The hot ticket in New York is currently the Nan Kempner exhibit at the Costume Institute at the Met. Nan Kempner was known as being the consummate fashion plate during her lifetime. She amassed quite a large wardrobe, much of it consisting of Yves Saint Laurent haute couture. It is no wonder that the Met considered the collection to be "art", and they were lucky enough to have had her wardrobe bequeathed to them after her death.
I was recently rereading "Billy Baldwin Decorates" and came across some photos of The Kempner's bedroom that had been decorated by Baldwin. While it is not necessarily one of my favorite Baldwin rooms, there is certainly much to look at. What is so striking is the amount of fabric used in the room. There is the shirred cream-colored muslin that covers the wall, the contrasting patterned fabric used on the headboard and bed, a floral print used on the sofa and chairs, and more. Baldwin writes that he chose to cover tables with fabric in order to create a sense of "restfulness". There are few sharp edges in this room.
Kempner chose later to work with decorator Michael Taylor, whose work was reminiscent of Frances Elkins and Syrie Maugham (both of whom strongly influenced Taylor). Taylor was considered to be the creator of the "California Style" of interior design, characterized by a lot of white and beige. Interestingly, Taylor was the chosen decorator of Kempner's parents, the Schlesingers of San Francisco (who incidentally had also employed Frances Elkins during her lifetime).
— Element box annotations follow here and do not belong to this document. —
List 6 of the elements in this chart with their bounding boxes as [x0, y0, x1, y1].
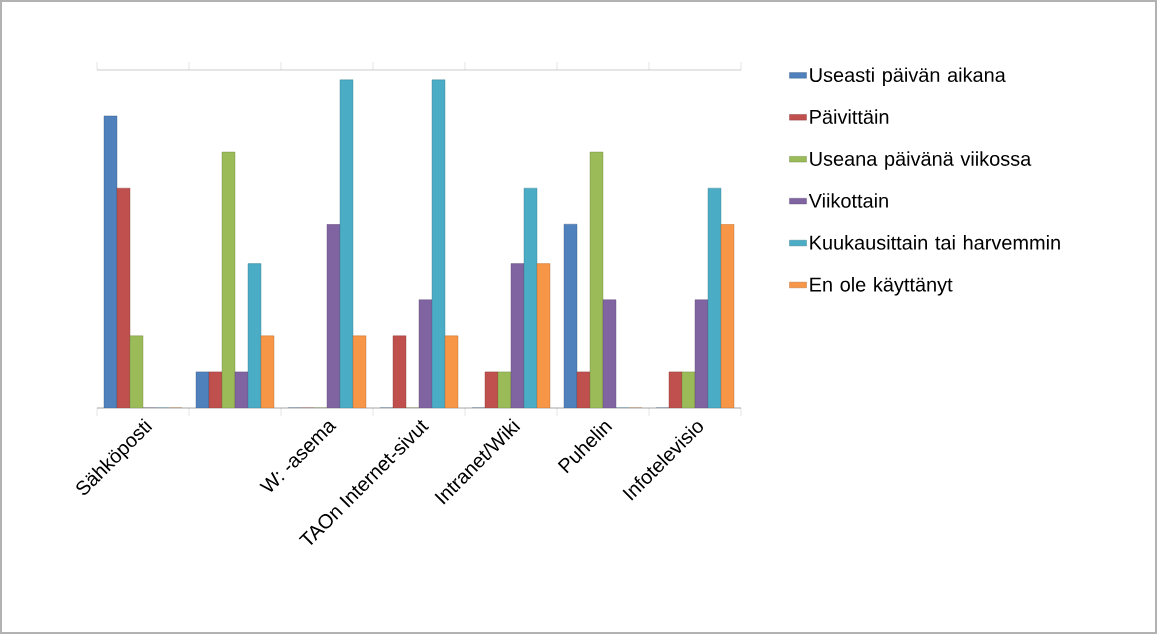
legend-label: Viikottain — [808, 193, 888, 208]
legend-label: Useana päivänä viikossa — [810, 151, 1032, 170]
legend-label: Päivittäin — [810, 109, 889, 124]
legend-label: Useasti päivän aikana — [810, 67, 1006, 86]
legend-label: En ole käyttänyt — [810, 277, 953, 296]
legend-label: Kuukausittain tai harvemmin — [810, 235, 1060, 250]
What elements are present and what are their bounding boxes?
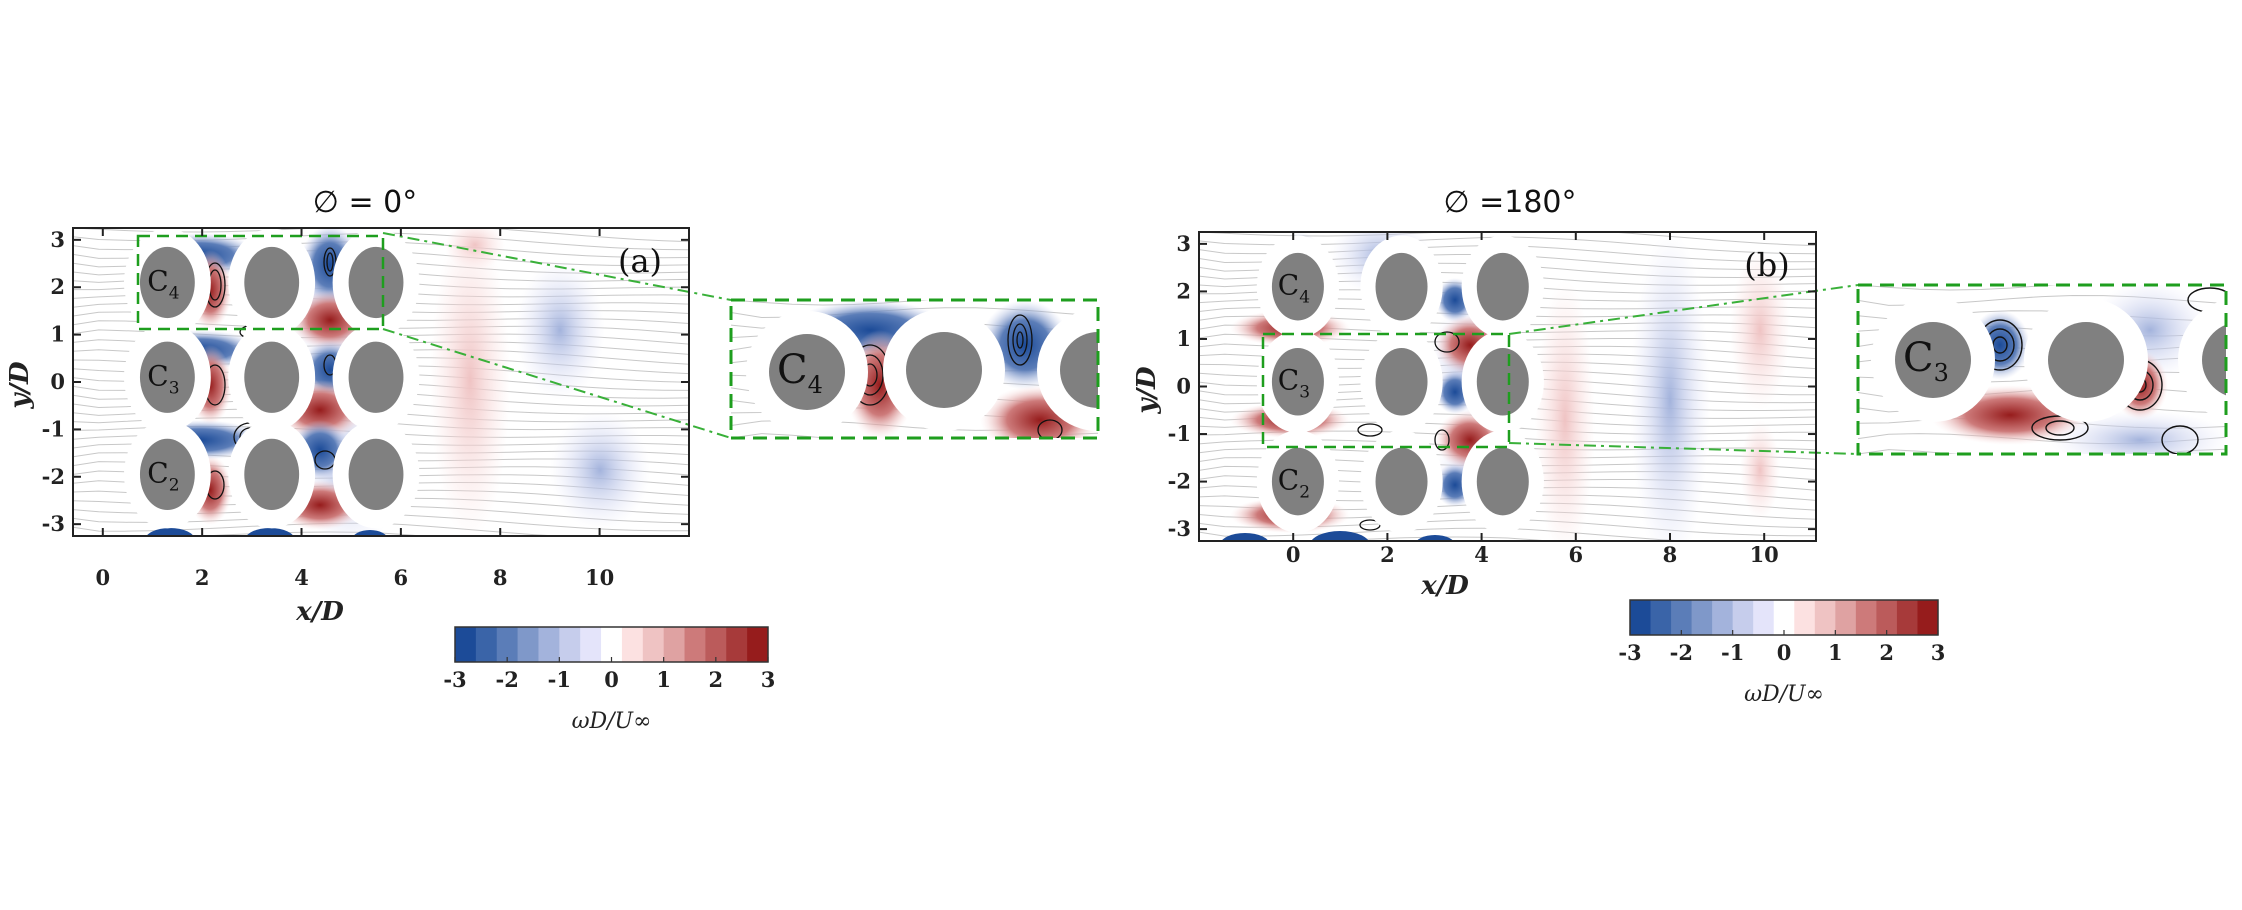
colorbar-tick-label: 3 xyxy=(1931,640,1946,665)
colorbar-tick-label: 2 xyxy=(709,667,724,692)
cylinder-label: C3 xyxy=(1278,364,1310,403)
colorbar-a: -3 -2 -1 0 1 2 3 ωD/U∞ xyxy=(443,626,776,734)
colorbar-tick-label: -1 xyxy=(1721,640,1744,665)
x-tick-label: 0 xyxy=(1286,542,1301,567)
x-tick-label: 6 xyxy=(1568,542,1583,567)
y-tick-label: -2 xyxy=(1168,469,1191,494)
zoom-connector xyxy=(1508,284,1859,335)
cylinder-label: C2 xyxy=(1278,464,1310,503)
x-tick-label: 10 xyxy=(585,565,614,590)
panel-a-field: C4 C3 C2 xyxy=(73,228,689,536)
x-tick-label: 2 xyxy=(195,565,210,590)
cylinder-label: C4 xyxy=(1278,269,1310,308)
panel-b-field: C4 C3 C2 xyxy=(1199,232,1816,541)
cylinders: C4 C3 C2 xyxy=(1256,235,1544,533)
y-tick-label: 2 xyxy=(1176,278,1191,303)
colorbar-label: ωD/U∞ xyxy=(1744,682,1824,707)
x-tick-label: 4 xyxy=(294,565,309,590)
colorbar-tick-label: 1 xyxy=(1828,640,1843,665)
zoom-box xyxy=(136,234,385,331)
y-tick-label: 3 xyxy=(50,227,65,252)
inset-cylinders xyxy=(746,309,1098,433)
colorbar-label: ωD/U∞ xyxy=(572,709,652,734)
y-tick-label: 1 xyxy=(1176,326,1191,351)
panel-b-title: ∅ =180° xyxy=(1443,185,1576,220)
panel-b: ∅ =180° xyxy=(1132,185,1859,601)
x-tick-label: 6 xyxy=(394,565,409,590)
y-tick-label: 0 xyxy=(1176,374,1191,399)
colorbar-tick-label: -3 xyxy=(443,667,466,692)
panel-b-inset: C3 xyxy=(1856,283,2228,456)
x-tick-label: 8 xyxy=(1663,542,1678,567)
panel-a-label: (a) xyxy=(618,242,662,280)
x-axis-label: x/D xyxy=(295,597,344,627)
colorbar-tick-label: -3 xyxy=(1618,640,1641,665)
cylinder-label: C3 xyxy=(147,359,179,398)
y-tick-label: -3 xyxy=(1168,516,1191,541)
cylinder-label: C2 xyxy=(147,456,179,495)
x-tick-label: 10 xyxy=(1750,542,1779,567)
colorbar-tick-label: 3 xyxy=(761,667,776,692)
inset-frame xyxy=(729,298,1100,440)
panel-a-title: ∅ = 0° xyxy=(313,185,417,220)
zoom-connector xyxy=(382,328,732,439)
y-tick-label: 1 xyxy=(50,322,65,347)
panel-b-label: (b) xyxy=(1744,246,1789,284)
x-axis-label: x/D xyxy=(1420,571,1469,601)
panel-a-inset: C4 xyxy=(729,298,1100,440)
colorbar-tick-label: -2 xyxy=(496,667,519,692)
colorbar-tick-label: 0 xyxy=(604,667,619,692)
cylinders: C4 C3 C2 xyxy=(123,228,420,529)
colorbar-tick-label: 2 xyxy=(1879,640,1894,665)
colorbar-tick-label: 1 xyxy=(656,667,671,692)
y-tick-label: -1 xyxy=(42,416,65,441)
inset-cylinder-label: C4 xyxy=(777,347,823,399)
zoom-connector xyxy=(1508,442,1859,455)
y-axis-label: y/D xyxy=(1132,366,1162,415)
y-tick-label: 2 xyxy=(50,274,65,299)
inset-cylinder-label: C3 xyxy=(1903,335,1949,387)
inset-frame xyxy=(1856,283,2228,456)
zoom-box xyxy=(1261,332,1511,449)
y-tick-label: 0 xyxy=(50,369,65,394)
y-axis-label: y/D xyxy=(5,361,35,410)
y-tick-label: -2 xyxy=(42,464,65,489)
y-tick-label: 3 xyxy=(1176,231,1191,256)
cylinder-label: C4 xyxy=(147,264,179,303)
x-tick-label: 2 xyxy=(1380,542,1395,567)
colorbar-tick-label: -2 xyxy=(1670,640,1693,665)
colorbar-tick-label: -1 xyxy=(548,667,571,692)
y-tick-label: -1 xyxy=(1168,421,1191,446)
x-tick-label: 4 xyxy=(1474,542,1489,567)
y-tick-label: -3 xyxy=(42,511,65,536)
colorbar-b: -3 -2 -1 0 1 2 3 ωD/U∞ xyxy=(1618,599,1946,707)
zoom-connector xyxy=(382,232,732,301)
x-tick-label: 8 xyxy=(493,565,508,590)
x-tick-label: 0 xyxy=(95,565,110,590)
colorbar-tick-label: 0 xyxy=(1777,640,1792,665)
panel-a: ∅ = 0° xyxy=(5,185,732,627)
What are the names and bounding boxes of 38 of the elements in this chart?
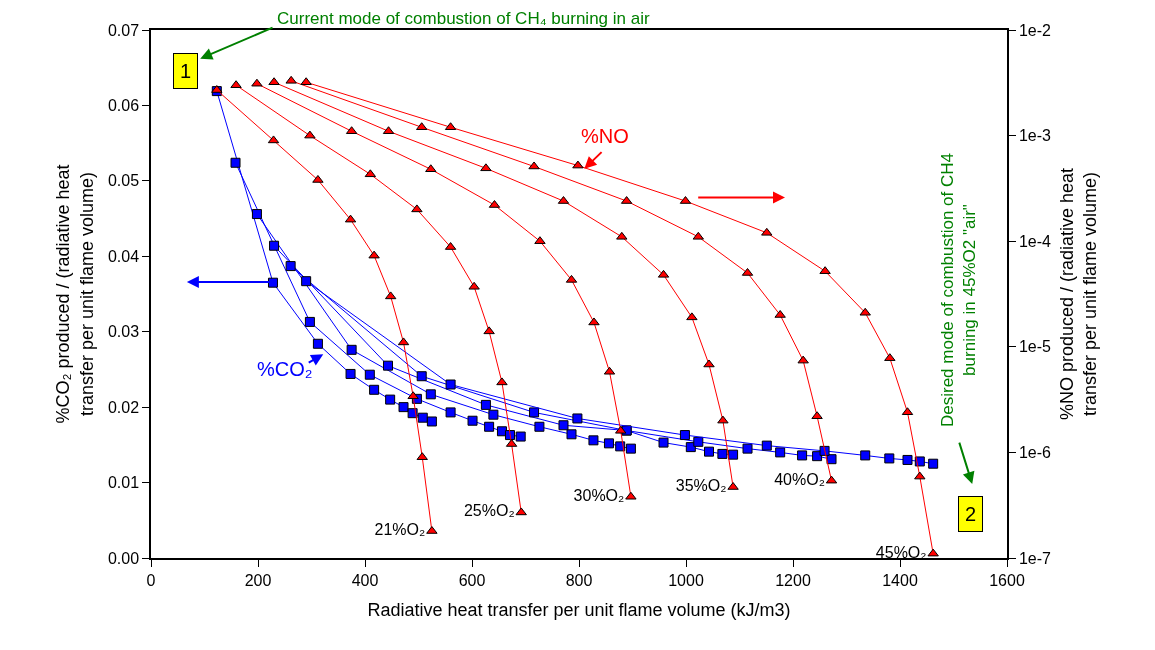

From the photos I have been able to find, it looks like Taylor tempered the casual California look and injected it with some New York high style. While much of the color scheme is neutral, the rooms were warmed up with traditional touches, such as the Coromandel screen. Kempner was known for her "casual" Sunday night spaghetti suppers, where friends and family could casually drop in. Can you imagine a more elegant setting in which to eat spaghetti????